Print

Print



On Fri, 4 Mar 2011, Lukasz Janyst wrote:

> OK, then. I will fix the bug in ROOT, the one pointed out by Fabrizio,
> add the setsockopt flags to support linux builtin keepalive, and in
> longer term work on something for simulating keepalive with kXR_ping.
We may want to make the "ping" mechanism selectable via an option of some 
kind. Just a thought.

Andy

>   Lukasz
>
> 2011/3/3 Andrew Hanushevsky <[log in to unmask]>:
>> Hi Lukasz,
>>
>> The client is always free to send a keep-alive to the server (a.k.a.
>> kXR_ping request).

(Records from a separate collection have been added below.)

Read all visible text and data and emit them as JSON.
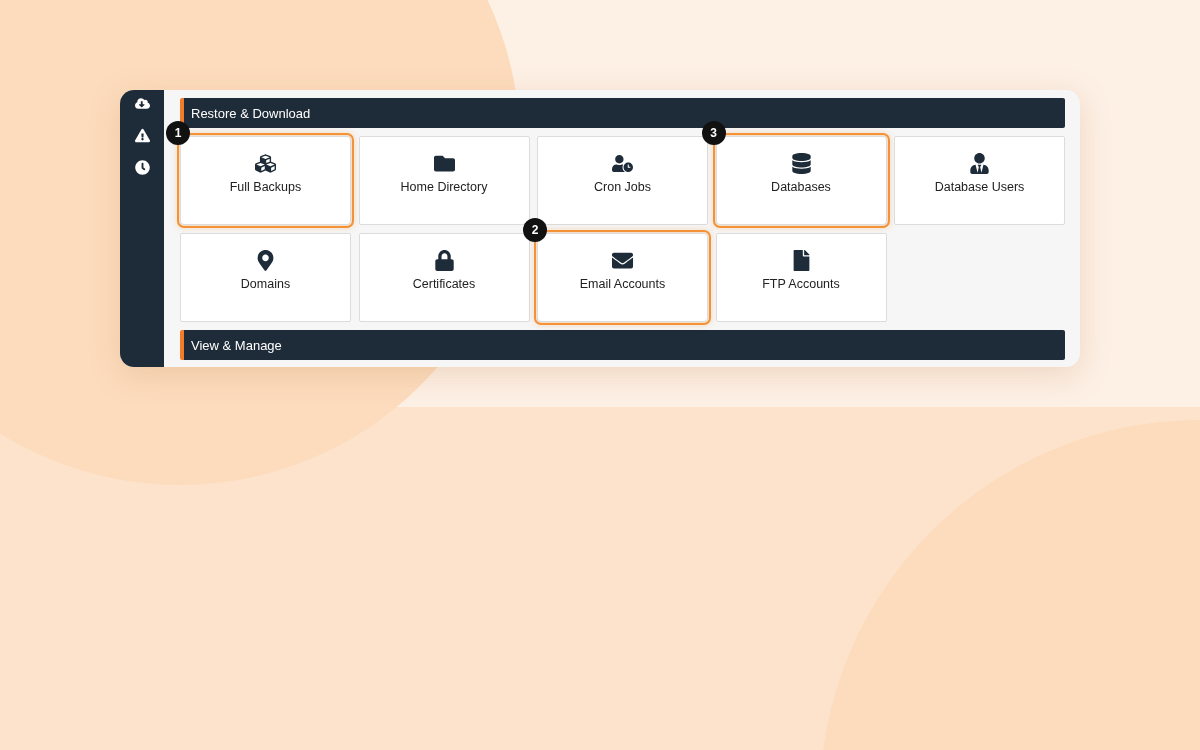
{
  "sidebar": {
    "items": [
      {
        "kind": "download"
      },
      {
        "kind": "warning"
      },
      {
        "kind": "clock"
      }
    ]
  },
  "sections": [
    {
      "title": "Restore & Download",
      "tiles": [
        {
          "label": "Full Backups",
          "kind": "cubes",
          "highlighted": true,
          "step": "1"
        },
        {
          "label": "Home Directory",
          "kind": "folder",
          "highlighted": false
        },
        {
          "label": "Cron Jobs",
          "kind": "cron",
          "highlighted": false
        },
        {
          "label": "Databases",
          "kind": "database",
          "highlighted": true,
          "step": "3"
        },
        {
          "label": "Database Users",
          "kind": "users",
          "highlighted": false
        },
        {
          "label": "Domains",
          "kind": "domain",
          "highlighted": false
        },
        {
          "label": "Certificates",
          "kind": "lock",
          "highlighted": false
        },
        {
          "label": "Email Accounts",
          "kind": "email",
          "highlighted": true,
          "step": "2"
        },
        {
          "label": "FTP Accounts",
          "kind": "file",
          "highlighted": false
        }
      ]
    },
    {
      "title": "View & Manage"
    }
  ]
}
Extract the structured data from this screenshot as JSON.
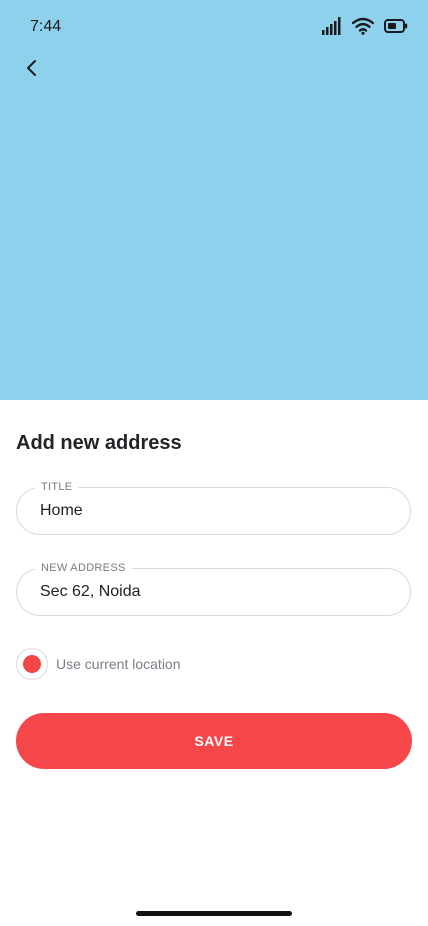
{
  "status_bar": {
    "time": "7:44",
    "icons": [
      "signal-icon",
      "wifi-icon",
      "battery-icon"
    ]
  },
  "map": {
    "background_color": "#8dd1ec"
  },
  "nav": {
    "back_icon": "chevron-left-icon"
  },
  "form": {
    "title": "Add new address",
    "fields": [
      {
        "label": "TITLE",
        "value": "Home"
      },
      {
        "label": "NEW ADDRESS",
        "value": "Sec 62, Noida"
      }
    ],
    "use_current_location": {
      "label": "Use current location",
      "checked": true
    },
    "save_label": "SAVE"
  },
  "colors": {
    "accent": "#f5474a",
    "map": "#8dd1ec",
    "text": "#232328",
    "muted": "#7c7c88"
  }
}
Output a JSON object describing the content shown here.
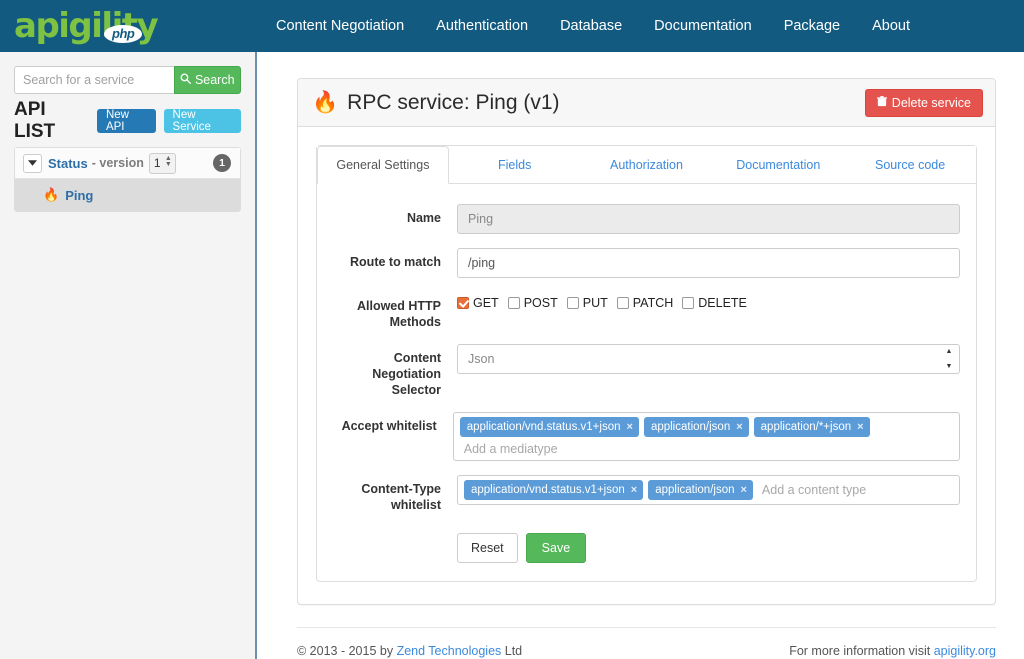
{
  "brand": {
    "name": "apigility",
    "badge": "php"
  },
  "nav": {
    "items": [
      {
        "label": "Content Negotiation",
        "name": "nav-content-negotiation"
      },
      {
        "label": "Authentication",
        "name": "nav-authentication"
      },
      {
        "label": "Database",
        "name": "nav-database"
      },
      {
        "label": "Documentation",
        "name": "nav-documentation"
      },
      {
        "label": "Package",
        "name": "nav-package"
      },
      {
        "label": "About",
        "name": "nav-about"
      }
    ]
  },
  "sidebar": {
    "search": {
      "placeholder": "Search for a service",
      "value": "",
      "button_label": "Search",
      "icon": "search-icon"
    },
    "api_list_title": "API LIST",
    "new_api_label": "New API",
    "new_service_label": "New Service",
    "api": {
      "caret": "▾",
      "name": "Status",
      "version_label": "- version",
      "version_value": "1",
      "count_badge": "1",
      "services": [
        {
          "label": "Ping",
          "icon": "flame-icon"
        }
      ]
    }
  },
  "main": {
    "panel_title": "RPC service: Ping (v1)",
    "panel_title_icon": "flame-icon",
    "delete_button_label": "Delete service",
    "delete_button_icon": "trash-icon",
    "tabs": [
      {
        "label": "General Settings",
        "active": true
      },
      {
        "label": "Fields",
        "active": false
      },
      {
        "label": "Authorization",
        "active": false
      },
      {
        "label": "Documentation",
        "active": false
      },
      {
        "label": "Source code",
        "active": false
      }
    ],
    "form": {
      "name": {
        "label": "Name",
        "value": "Ping",
        "readonly": true
      },
      "route": {
        "label": "Route to match",
        "value": "/ping"
      },
      "http_methods": {
        "label": "Allowed HTTP Methods",
        "options": [
          {
            "label": "GET",
            "checked": true
          },
          {
            "label": "POST",
            "checked": false
          },
          {
            "label": "PUT",
            "checked": false
          },
          {
            "label": "PATCH",
            "checked": false
          },
          {
            "label": "DELETE",
            "checked": false
          }
        ]
      },
      "selector": {
        "label": "Content Negotiation Selector",
        "value": "Json"
      },
      "accept_whitelist": {
        "label": "Accept whitelist",
        "placeholder": "Add a mediatype",
        "tags": [
          "application/vnd.status.v1+json",
          "application/json",
          "application/*+json"
        ]
      },
      "content_type_whitelist": {
        "label": "Content-Type whitelist",
        "placeholder": "Add a content type",
        "tags": [
          "application/vnd.status.v1+json",
          "application/json"
        ]
      },
      "reset_label": "Reset",
      "save_label": "Save"
    }
  },
  "footer": {
    "copyright_prefix": "© 2013 - 2015 by ",
    "copyright_link": "Zend Technologies",
    "copyright_suffix": " Ltd",
    "right_prefix": "For more information visit ",
    "right_link": "apigility.org"
  },
  "colors": {
    "navbar": "#125a80",
    "brand_green": "#7dc243",
    "accent_blue": "#3b8ade",
    "tag_blue": "#5a9bd8",
    "danger_red": "#e4534d",
    "success_green": "#55b85a",
    "checkbox_orange": "#e8703a"
  }
}
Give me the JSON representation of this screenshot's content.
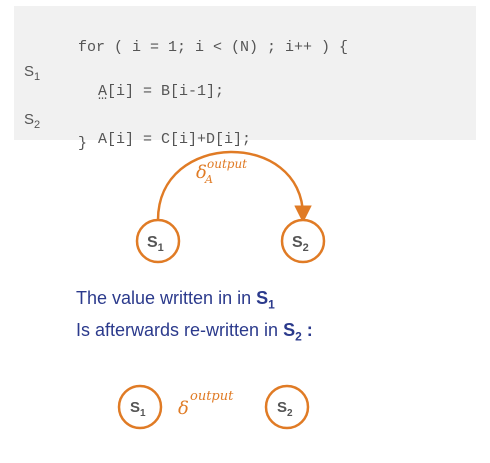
{
  "code": {
    "lines": [
      {
        "label": "",
        "text": "for ( i = 1; i < (N) ; i++ ) {"
      },
      {
        "label": "S1",
        "text": "A[i] = B[i-1];"
      },
      {
        "label": "",
        "text": "…"
      },
      {
        "label": "S2",
        "text": "A[i] = C[i]+D[i];"
      },
      {
        "label": "",
        "text": "}"
      }
    ]
  },
  "graph_top": {
    "node1": {
      "main": "S",
      "sub": "1"
    },
    "node2": {
      "main": "S",
      "sub": "2"
    },
    "edge_label": {
      "symbol": "δ",
      "sup": "output",
      "sub": "A"
    }
  },
  "explanation": {
    "line1_prefix": "The value written in in ",
    "line1_node": "S",
    "line1_node_sub": "1",
    "line2_prefix": "Is afterwards re-written in ",
    "line2_node": "S",
    "line2_node_sub": "2",
    "line2_suffix": " :"
  },
  "graph_bottom": {
    "node1": {
      "main": "S",
      "sub": "1"
    },
    "node2": {
      "main": "S",
      "sub": "2"
    },
    "edge_label": {
      "symbol": "δ",
      "sup": "output"
    }
  },
  "colors": {
    "accent": "#e07b25",
    "text": "#555555",
    "blue": "#2b3a8c",
    "code_bg": "#f1f1f1"
  }
}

The timeout for that can be set very short since the
>> response occurs at the top-most layer in the server and turn-around should
>> be in the microsecond range + RTT. That will tell you if the connection is
>> alive. The server can send a ping to the client as well. But neither of
>> these actions will solve many router issues. That's why you need reasonable
>> timeouts. For instance (and why server-side pings are not all that useful),
>> a server-side ping will do little if the router already broke the
>> connection. Yes, the server-side connection *might* get closed but the
>> client will never know that.
>>
>> So, to better address the problem I would proceed as follows:
>> a) If you find out that a request has not been serviced in the normal
>> time-out window,
>> b) Issue a ping with a much shorter timeout.
>> c) If you don't get a response at that point, tear down the connection and
>> try again.
>>
>> For optimization purposes, I would keep track of the time between
>> reconnections. That should provide a window (eventually) of when you must
>> send a ping to keep the dumb router from dropping the connection.
>>
>> Andy
>>
>> -----Original Message----- From: Lukasz Janyst
>> Sent: Thursday, March 03, 2011 3:32 AM
>> To: Fabrizio Furano
>> Cc: Lukasz Janyst ; [log in to unmask] ; Gerardo Ganis ; Brian Bockelman
>> ; Andrew Hanushevsky ; [log in to unmask] ; [log in to unmask] ; Dirk
>> Duellmann ; [log in to unmask] ; [log in to unmask]
>> Subject: Re: [sr #119348] Root reports an error while unzipping the buckets
>> fetched via xroot
>>
>> Hi Fabrizio,
>>
>>  thanks for the info. As I say later in my comment, this would
>> indeed help, in the sense that the client would get the response
>> eventually, instead of hanging or crashing, but wouldn't eliminate the
>> real problem: how to handle misbehaving networks.
>>
>> Cheers,
>>  Lukasz
>>
>> 2011/3/3 Fabrizio Furano <[log in to unmask]>:
>>>
>>> Hi Lukasz,
>>>
>>>  something is fishy here:
>>>
>>>> Of course, on every request timeout I could assume that the connection is
>>>> just broken even though the socket is in a valid state and reconnect, no
>>>> problem about that.
>>>
>>>  ... in the sense that this is supposed to be the default, normal
>>> behavior.
>>> On every request timeout the connection must be considered broken, and
>>> completely wiped out. If it does not do it, then this is the issue to
>>> consider first, imo.
>>>
>>>  Fabrizio
>>>
>>>
>>
>>
>